16.11.04

PARTIDO CHARNEIRA

No meio da algazarra provocada pelo congresso do PSD nas relações com o seu parceiro de coligação, passaram praticamente despercebidas umas declarações de Narana Coissoró que, a reflectirem o que vai na alma da direcção centrista, deveriam merecer melhor atenção.
Sumariamente, disse Narana que o CDS está muito bem como está, em coligação com o PSD, mas que, no futuro, não vê afastada a hipótese de fazer o mesmo com o PS, partido com quem tem menos afinidades, embora as encontre em muitos pontos concretos, nomeadamente, desde que Sócrates assumiu a liderança. Por outras palavras, se das eleições legislativas de 2006 o CDS sair em condições de dar a maioria absoluta a qualquer um dos grandes partidos do bloco central, nada garante que o faça com o PSD. Como é sabido, em condições de normalidade, bastam 4% ou 5% dos votos para que a maioria absoluta possa ficar confortavelmente estabelecida. E essa percentagem de votos dificilmente escapará ao CDS.
Isto significa, entre outras coisas, que o CDS de Coissoró deverá ser o «partido charneira» do sistema português, à semelhança do que foi durante décadas, na Alemanha, o FDP (Partido Liberal Alemão), que, ficando-se sempre pelos 7%, 8% de percentagem eleitoral, garantia governos de maioria absoluta, ora com o SPD, ora com a CDU/CSU. É celebre a mudança de governo ocorrida em 1982 pela queda do governo do SPD de Helmut Schmidt, provocada pela mudança de posição do FDP que passou da coligação governamental para uma aliança idêntica com o partido de Helmut Kohl. Essa alteração consagrou o pequeno FDP como o partido nuclear do sistema político alemão, capaz de fazer e desfazer maiorias parlamentares e governos federais.

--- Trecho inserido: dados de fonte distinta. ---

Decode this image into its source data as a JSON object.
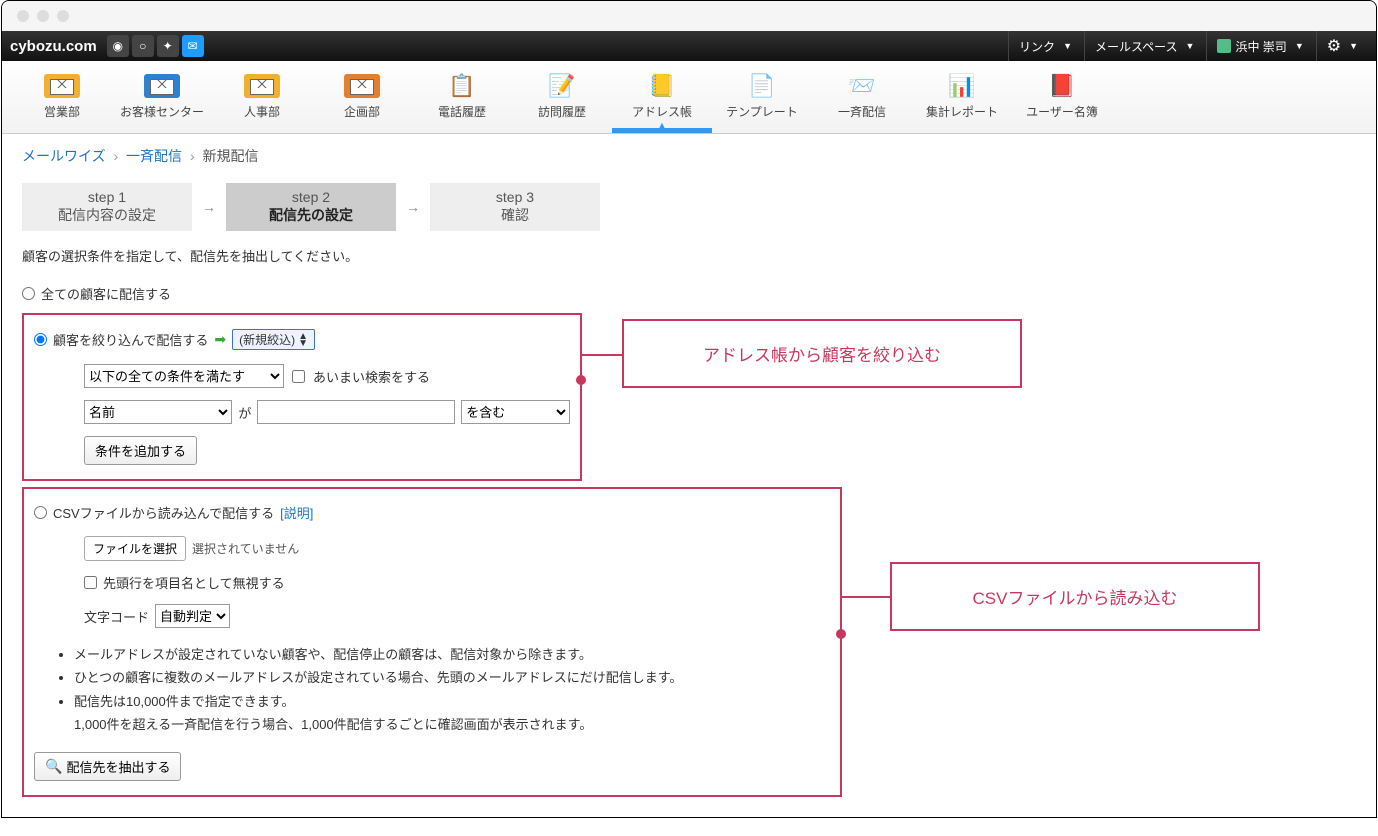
{
  "topbar": {
    "logo": "cybozu.com",
    "link_menu": "リンク",
    "mailspace_menu": "メールスペース",
    "username": "浜中 崇司"
  },
  "toolbar": [
    {
      "label": "営業部"
    },
    {
      "label": "お客様センター"
    },
    {
      "label": "人事部"
    },
    {
      "label": "企画部"
    },
    {
      "label": "電話履歴"
    },
    {
      "label": "訪問履歴"
    },
    {
      "label": "アドレス帳"
    },
    {
      "label": "テンプレート"
    },
    {
      "label": "一斉配信"
    },
    {
      "label": "集計レポート"
    },
    {
      "label": "ユーザー名簿"
    }
  ],
  "breadcrumb": {
    "items": [
      "メールワイズ",
      "一斉配信"
    ],
    "current": "新規配信"
  },
  "steps": [
    {
      "num": "step 1",
      "label": "配信内容の設定"
    },
    {
      "num": "step 2",
      "label": "配信先の設定"
    },
    {
      "num": "step 3",
      "label": "確認"
    }
  ],
  "instruction": "顧客の選択条件を指定して、配信先を抽出してください。",
  "radio_all": "全ての顧客に配信する",
  "radio_filter": "顧客を絞り込んで配信する",
  "new_filter_btn": "(新規絞込)",
  "condition_select": "以下の全ての条件を満たす",
  "fuzzy_label": "あいまい検索をする",
  "field_select": "名前",
  "ga": "が",
  "contains_select": "を含む",
  "add_condition_btn": "条件を追加する",
  "radio_csv": "CSVファイルから読み込んで配信する",
  "csv_help": "[説明]",
  "file_choose": "ファイルを選択",
  "file_status": "選択されていません",
  "skip_header": "先頭行を項目名として無視する",
  "charset_label": "文字コード",
  "charset_select": "自動判定",
  "notes": [
    "メールアドレスが設定されていない顧客や、配信停止の顧客は、配信対象から除きます。",
    "ひとつの顧客に複数のメールアドレスが設定されている場合、先頭のメールアドレスにだけ配信します。",
    "配信先は10,000件まで指定できます。",
    "1,000件を超える一斉配信を行う場合、1,000件配信するごとに確認画面が表示されます。"
  ],
  "extract_btn": "配信先を抽出する",
  "callout1": "アドレス帳から顧客を絞り込む",
  "callout2": "CSVファイルから読み込む"
}
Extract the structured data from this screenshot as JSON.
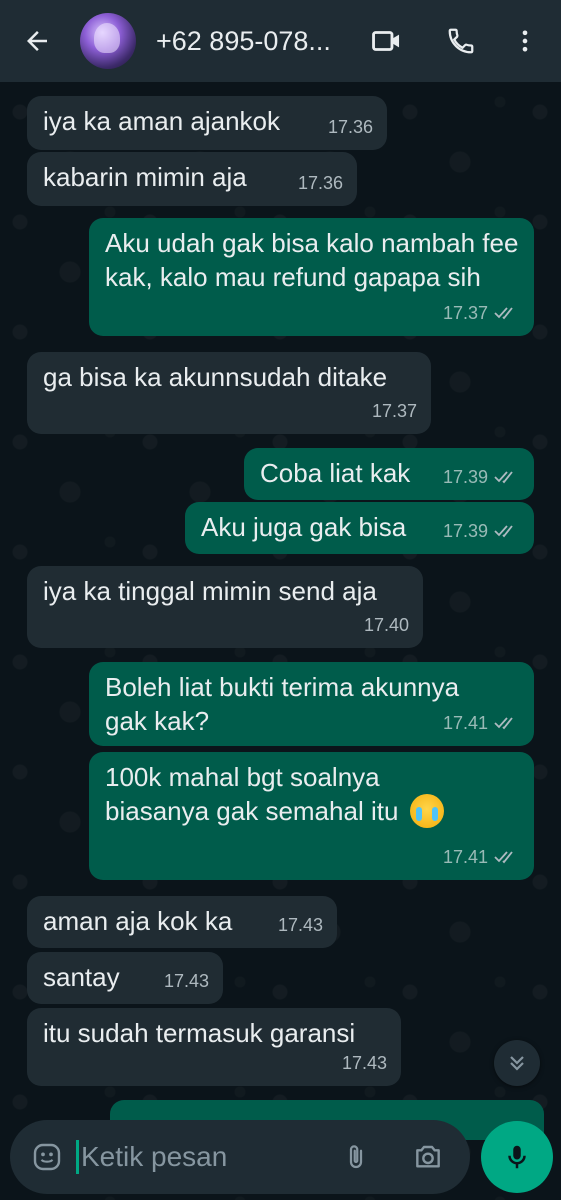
{
  "header": {
    "contact_name": "+62 895-078...",
    "icons": [
      "back-arrow-icon",
      "video-call-icon",
      "phone-icon",
      "more-options-icon"
    ]
  },
  "messages": [
    {
      "dir": "in",
      "text": "iya ka aman ajankok",
      "time": "17.36"
    },
    {
      "dir": "in",
      "text": "kabarin mimin aja",
      "time": "17.36"
    },
    {
      "dir": "out",
      "text": "Aku udah gak bisa kalo nambah fee kak, kalo mau refund gapapa sih",
      "time": "17.37",
      "status": "read"
    },
    {
      "dir": "in",
      "text": "ga bisa ka akunnsudah ditake",
      "time": "17.37"
    },
    {
      "dir": "out",
      "text": "Coba liat kak",
      "time": "17.39",
      "status": "read"
    },
    {
      "dir": "out",
      "text": "Aku juga gak bisa",
      "time": "17.39",
      "status": "read"
    },
    {
      "dir": "in",
      "text": "iya ka tinggal mimin send aja",
      "time": "17.40"
    },
    {
      "dir": "out",
      "text": "Boleh liat bukti terima akunnya gak kak?",
      "time": "17.41",
      "status": "read"
    },
    {
      "dir": "out",
      "text": "100k mahal bgt soalnya biasanya gak semahal itu",
      "emoji": "loudly-crying-face",
      "time": "17.41",
      "status": "read"
    },
    {
      "dir": "in",
      "text": "aman aja kok ka",
      "time": "17.43"
    },
    {
      "dir": "in",
      "text": "santay",
      "time": "17.43"
    },
    {
      "dir": "in",
      "text": "itu sudah termasuk garansi",
      "time": "17.43"
    }
  ],
  "composer": {
    "placeholder": "Ketik pesan",
    "icons": [
      "emoji-icon",
      "attach-icon",
      "camera-icon",
      "mic-icon"
    ]
  },
  "colors": {
    "background": "#0b141a",
    "header": "#1f2c34",
    "incoming_bubble": "#202c33",
    "outgoing_bubble": "#005c4b",
    "accent": "#00a884"
  }
}
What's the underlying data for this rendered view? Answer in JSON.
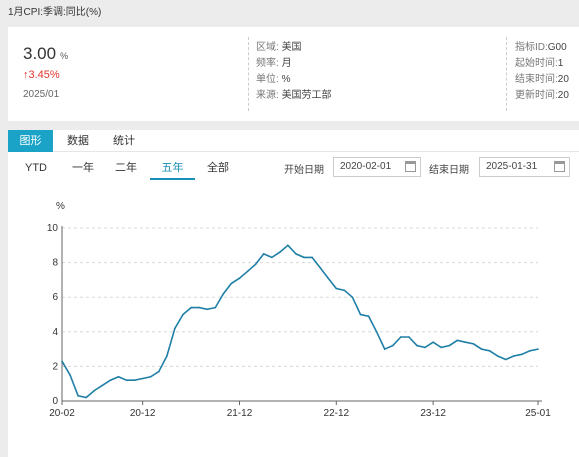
{
  "page_title": "1月CPI:季调:同比(%)",
  "summary": {
    "value": "3.00",
    "unit": "%",
    "change": "↑3.45%",
    "date": "2025/01"
  },
  "meta_left": [
    {
      "key": "区域:",
      "value": "美国"
    },
    {
      "key": "频率:",
      "value": "月"
    },
    {
      "key": "单位:",
      "value": "%"
    },
    {
      "key": "来源:",
      "value": "美国劳工部"
    }
  ],
  "meta_right": [
    {
      "key": "指标ID:",
      "value": "G00"
    },
    {
      "key": "起始时间:",
      "value": "1"
    },
    {
      "key": "结束时间:",
      "value": "20"
    },
    {
      "key": "更新时间:",
      "value": "20"
    }
  ],
  "tabs": [
    "图形",
    "数据",
    "统计"
  ],
  "ranges": [
    "YTD",
    "一年",
    "二年",
    "五年",
    "全部"
  ],
  "active_range": "五年",
  "date_filter": {
    "start_label": "开始日期",
    "start_value": "2020-02-01",
    "end_label": "结束日期",
    "end_value": "2025-01-31"
  },
  "colors": {
    "line": "#1f7fa6",
    "accent": "#1aa3c7",
    "up": "#e0362c"
  },
  "chart_data": {
    "type": "line",
    "ylabel": "%",
    "ylim": [
      0,
      10
    ],
    "yticks": [
      0,
      2,
      4,
      6,
      8,
      10
    ],
    "xticks": [
      "20-02",
      "20-12",
      "21-12",
      "22-12",
      "23-12",
      "25-01"
    ],
    "xtick_index": [
      0,
      10,
      22,
      34,
      46,
      59
    ],
    "grid": true,
    "series": [
      {
        "values": [
          2.3,
          1.5,
          0.3,
          0.2,
          0.6,
          0.9,
          1.2,
          1.4,
          1.2,
          1.2,
          1.3,
          1.4,
          1.7,
          2.6,
          4.2,
          5.0,
          5.4,
          5.4,
          5.3,
          5.4,
          6.2,
          6.8,
          7.1,
          7.5,
          7.9,
          8.5,
          8.3,
          8.6,
          9.0,
          8.5,
          8.3,
          8.3,
          7.7,
          7.1,
          6.5,
          6.4,
          6.0,
          5.0,
          4.9,
          4.0,
          3.0,
          3.2,
          3.7,
          3.7,
          3.2,
          3.1,
          3.4,
          3.1,
          3.2,
          3.5,
          3.4,
          3.3,
          3.0,
          2.9,
          2.6,
          2.4,
          2.6,
          2.7,
          2.9,
          3.0
        ]
      }
    ]
  }
}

Maquiavel, nos seus «Discorsi», escreveu que «são os interesses que cortam os laços de todas as coligações». Coissoró lembrou-o ao parceiro de coligação. E acrescentou que o CDS estará, no futuro, disposto a permanecer no poder com outra coligação, outro governo e outro parceiro.
Quem avaliar a política por valores e princípios arrisca-se a ter as mais desagradáveis desilusões. O seu reino é outro, o do poder. Esta regra, que já há muito pauta o comportamento das direcções do PS e do PSD, passou a ser, também, a preocupação central do CDS, de novo no poder ao fim de vinte anos de lá ter estado pela última vez. Seria conveniente que os analistas políticos não se esquecessem dela nas avaliações do momento presente e daquele que aí vem.